Era un prerequisito. Ora l’onestà diventi programma politico

30 Aprile 2017

Tutti ripetono che l’onestà in politica è un semplice prerequisito. Secondo questo punto di vista, ogni tentativo di trasformare l’onestà in programma di governo è destinato a fallire. Anche perché in qualsiasi maggioranza è inevitabile che prima o poi saltino fuori delle mele marce. E che quindi i sedicenti onesti finiscano per pagare conseguenze pesanti in termini di consenso elettorale. “Nel fare a gara a fare il puro troverai sempre uno più puro che ti epura”, diceva molti anni fa il socialista Pietro Nenni. Il ragionamento ha un suo senso. Ma, come spesso accade, tra coloro i quali lo articolano sono in molti quelli che nascondono altri fini.

In qualsiasi democrazia matura sarebbe effettivamente ridicolo proporsi politicamente dicendo: noi saremo onesti. Lì il prerequisito in genere funziona. Quando in Germania o in Inghilterra si scopre che qualcuno viola le regole (non necessariamente penali) quel qualcuno viene messo da parte: o dal suo partito o dagli elettori. Non tanto per senso etico o morale, ma per convenienza. La domanda che un cittadino si fa è semplice: quale garanzia ho che questo Tizio si comporterà bene quando dovrà decidere di spendere i soldi delle mie tasse? Si spiega così il risultato elettorale di François Fillon, dato dai sondaggi sicuro al ballottaggio finché le storie delle consulenze pagate ai figli e alla moglie non lo hanno reso inaffidabile agli occhi di molti francesi.

L’Italia però non è la Francia e nemmeno la Germania o l’Inghilterra. Qui, come ha chiarito la scorsa settimana l’ex presidente della Anm, Piercamillo Davigo, le opere pubbliche costano in media il 30 per cento in più del dovuto a causa della corruzione. Molte classifiche ci mettono agli ultimi posti in Europa in fatto di malaffare politico; e il nostro caso di export di maggior successo si chiama mafia. Cosa Nostra, Camorra e ’Ndrangheta sono ovunque nel mondo e contribuiscono in maniera decisiva alla nostra pessima immagine internazionale. Il risultato è che il Paese di Giovanni Falcone e Paolo Borsellino non riesce mai a scrollarsi di dosso la sua (vecchia?) fama di nazione corrotta e mafiosa.

Ma non basta. Perché se chi è pro tempore al governo, pur tra qualche mugugno, è sempre disposto ad assecondare ordini o raccomandazioni provenienti da Bruxelles in materia economica, tutto cambia quando si parla di mazzette e affini. Lo scorso febbraio, la Commissione europea ha licenziato un corposo rapporto sugli squilibri italiani.

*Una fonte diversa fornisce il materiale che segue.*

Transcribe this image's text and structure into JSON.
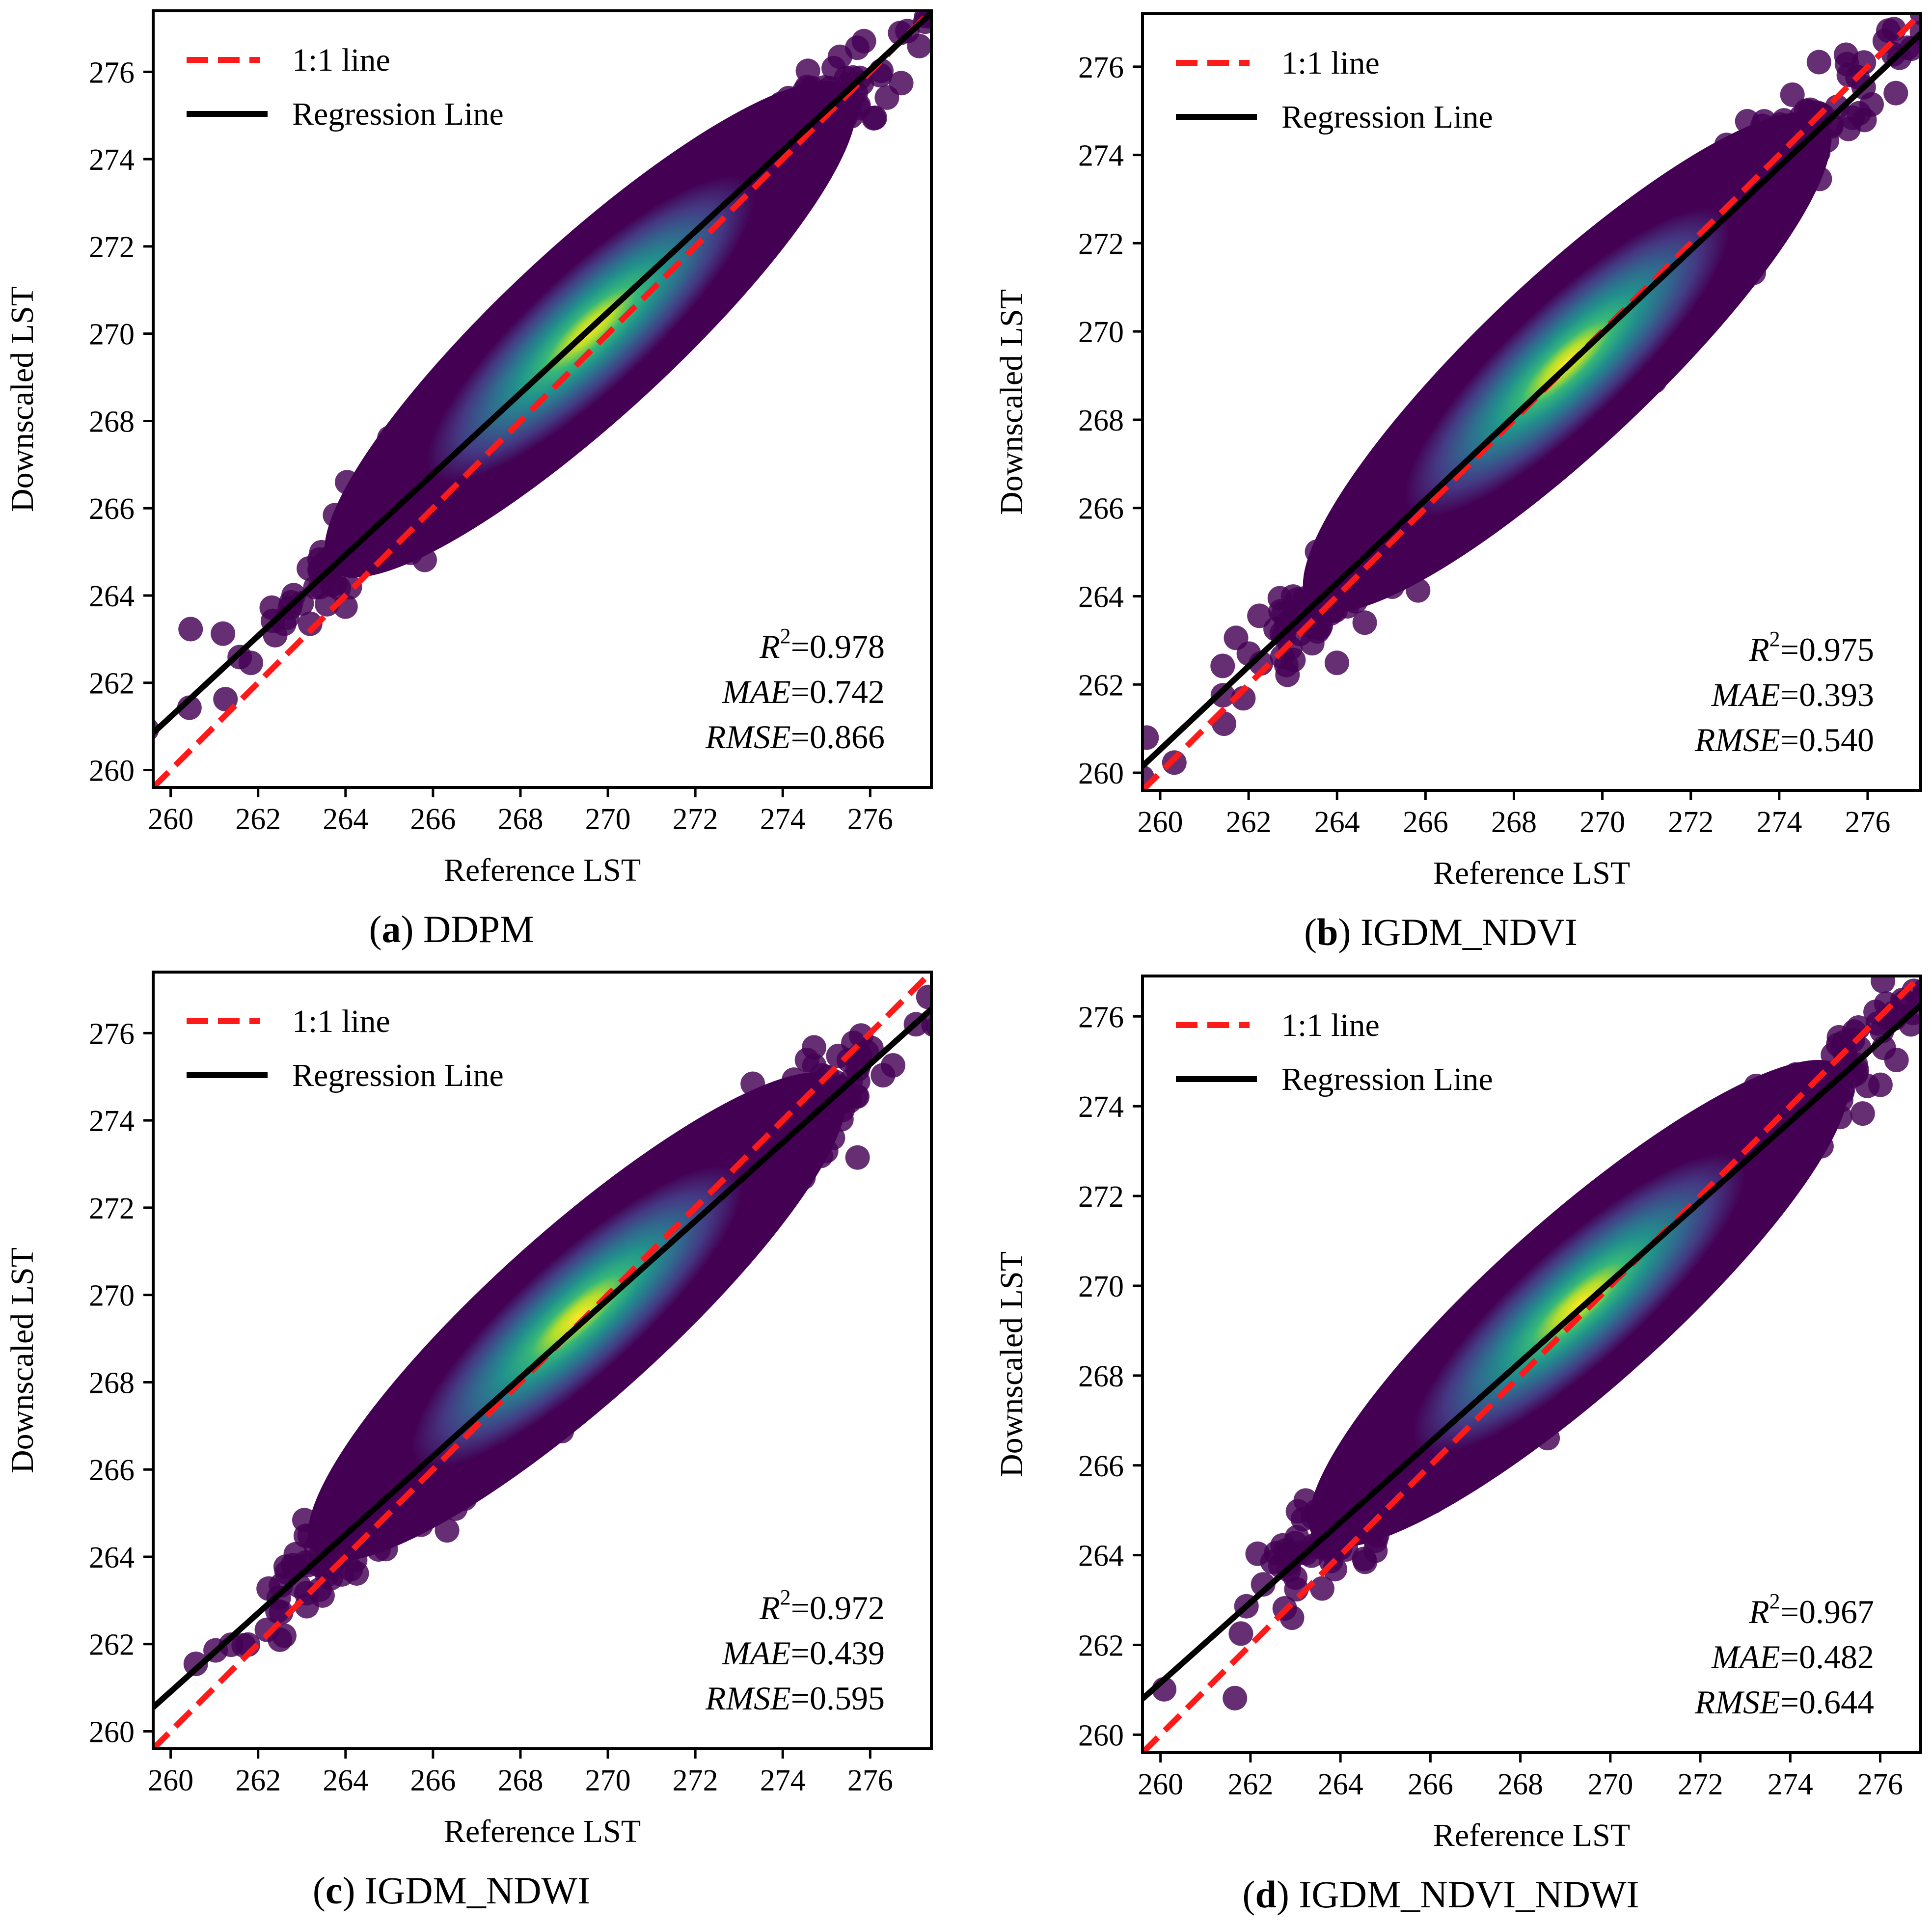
{
  "chart_data": [
    {
      "type": "scatter",
      "caption": {
        "letter": "a",
        "name": "DDPM"
      },
      "xlabel": "Reference LST",
      "ylabel": "Downscaled LST",
      "xlim": [
        259.6,
        277.4
      ],
      "ylim": [
        259.6,
        277.4
      ],
      "xticks": [
        260,
        262,
        264,
        266,
        268,
        270,
        272,
        274,
        276
      ],
      "yticks": [
        260,
        262,
        264,
        266,
        268,
        270,
        272,
        274,
        276
      ],
      "legend": {
        "position": "top-left",
        "entries": [
          "1:1 line",
          "Regression Line"
        ]
      },
      "identity_line": {
        "x": [
          259.6,
          277.4
        ],
        "y": [
          259.6,
          277.4
        ]
      },
      "regression_line": {
        "x": [
          259.6,
          277.4
        ],
        "y": [
          260.85,
          277.35
        ]
      },
      "density_center": [
        269.6,
        270.1
      ],
      "metrics": {
        "r2_label": "R",
        "r2_value": "0.978",
        "mae_label": "MAE",
        "mae_value": "0.742",
        "rmse_label": "RMSE",
        "rmse_value": "0.866"
      }
    },
    {
      "type": "scatter",
      "caption": {
        "letter": "b",
        "name": "IGDM_NDVI"
      },
      "xlabel": "Reference LST",
      "ylabel": "Downscaled LST",
      "xlim": [
        259.6,
        277.2
      ],
      "ylim": [
        259.6,
        277.2
      ],
      "xticks": [
        260,
        262,
        264,
        266,
        268,
        270,
        272,
        274,
        276
      ],
      "yticks": [
        260,
        262,
        264,
        266,
        268,
        270,
        272,
        274,
        276
      ],
      "legend": {
        "position": "top-left",
        "entries": [
          "1:1 line",
          "Regression Line"
        ]
      },
      "identity_line": {
        "x": [
          259.6,
          277.2
        ],
        "y": [
          259.6,
          277.2
        ]
      },
      "regression_line": {
        "x": [
          259.6,
          277.2
        ],
        "y": [
          260.15,
          276.75
        ]
      },
      "density_center": [
        269.2,
        269.3
      ],
      "metrics": {
        "r2_label": "R",
        "r2_value": "0.975",
        "mae_label": "MAE",
        "mae_value": "0.393",
        "rmse_label": "RMSE",
        "rmse_value": "0.540"
      }
    },
    {
      "type": "scatter",
      "caption": {
        "letter": "c",
        "name": "IGDM_NDWI"
      },
      "xlabel": "Reference LST",
      "ylabel": "Downscaled LST",
      "xlim": [
        259.6,
        277.4
      ],
      "ylim": [
        259.6,
        277.4
      ],
      "xticks": [
        260,
        262,
        264,
        266,
        268,
        270,
        272,
        274,
        276
      ],
      "yticks": [
        260,
        262,
        264,
        266,
        268,
        270,
        272,
        274,
        276
      ],
      "legend": {
        "position": "top-left",
        "entries": [
          "1:1 line",
          "Regression Line"
        ]
      },
      "identity_line": {
        "x": [
          259.6,
          277.4
        ],
        "y": [
          259.6,
          277.4
        ]
      },
      "regression_line": {
        "x": [
          259.6,
          277.4
        ],
        "y": [
          260.55,
          276.55
        ]
      },
      "density_center": [
        269.3,
        269.5
      ],
      "metrics": {
        "r2_label": "R",
        "r2_value": "0.972",
        "mae_label": "MAE",
        "mae_value": "0.439",
        "rmse_label": "RMSE",
        "rmse_value": "0.595"
      }
    },
    {
      "type": "scatter",
      "caption": {
        "letter": "d",
        "name": "IGDM_NDVI_NDWI"
      },
      "xlabel": "Reference LST",
      "ylabel": "Downscaled LST",
      "xlim": [
        259.6,
        276.9
      ],
      "ylim": [
        259.6,
        276.9
      ],
      "xticks": [
        260,
        262,
        264,
        266,
        268,
        270,
        272,
        274,
        276
      ],
      "yticks": [
        260,
        262,
        264,
        266,
        268,
        270,
        272,
        274,
        276
      ],
      "legend": {
        "position": "top-left",
        "entries": [
          "1:1 line",
          "Regression Line"
        ]
      },
      "identity_line": {
        "x": [
          259.6,
          276.9
        ],
        "y": [
          259.6,
          276.9
        ]
      },
      "regression_line": {
        "x": [
          259.6,
          276.9
        ],
        "y": [
          260.8,
          276.25
        ]
      },
      "density_center": [
        269.3,
        269.6
      ],
      "metrics": {
        "r2_label": "R",
        "r2_value": "0.967",
        "mae_label": "MAE",
        "mae_value": "0.482",
        "rmse_label": "RMSE",
        "rmse_value": "0.644"
      }
    }
  ],
  "colors": {
    "identity_line": "#ff1a1a",
    "regression_line": "#000000",
    "scatter_low": "#440154",
    "scatter_mid": "#21918c",
    "scatter_high": "#fde725"
  }
}
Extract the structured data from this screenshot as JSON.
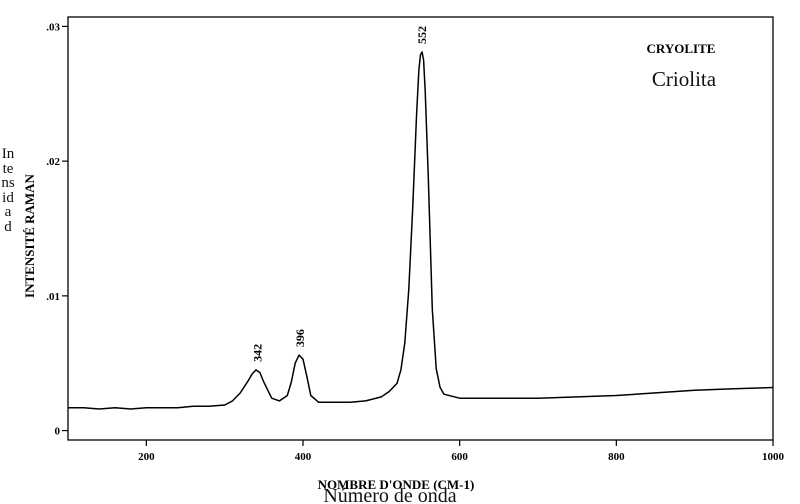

Ha puntato l’indice contro la prescrizione che ostacola la lotta alla corruzione, i conflitti d’interessi, i collegamenti con le associazioni criminali, la mancanza di giudici e gli appalti pubblici definiti come “un settore a rischio“. La risposta è stata solo il silenzio.

Il ministero del Tesoro, con un comunicato pubblicato sul suo sito, ha ricordato solo la parte del documento dedicata ai conti pubblici. Così Pier Carlo Padoan ci ha parlato di nuovo del problema delle sofferenze bancarie e di come sia necessario implementare la sharing economy, ma ha ignorato tutto il resto. La scena si è poi ripetuta durante la campagna per le primarie del Pd. Ogni volta in cui si è dibattuto di etica e di giustizia lo si è fatto per discutere se davvero un magistrato in aspettativa avesse il diritto o meno di candidarsi a segretario del partito. Tema certamente importante, ma decisamente poco centrale. Ecco perché alla fine, un prerequisito come l’onestà in Italia può davvero diventare un programma politico. E se venisse attuato solo al 40 per cento sarebbe abbastanza per esserne felici.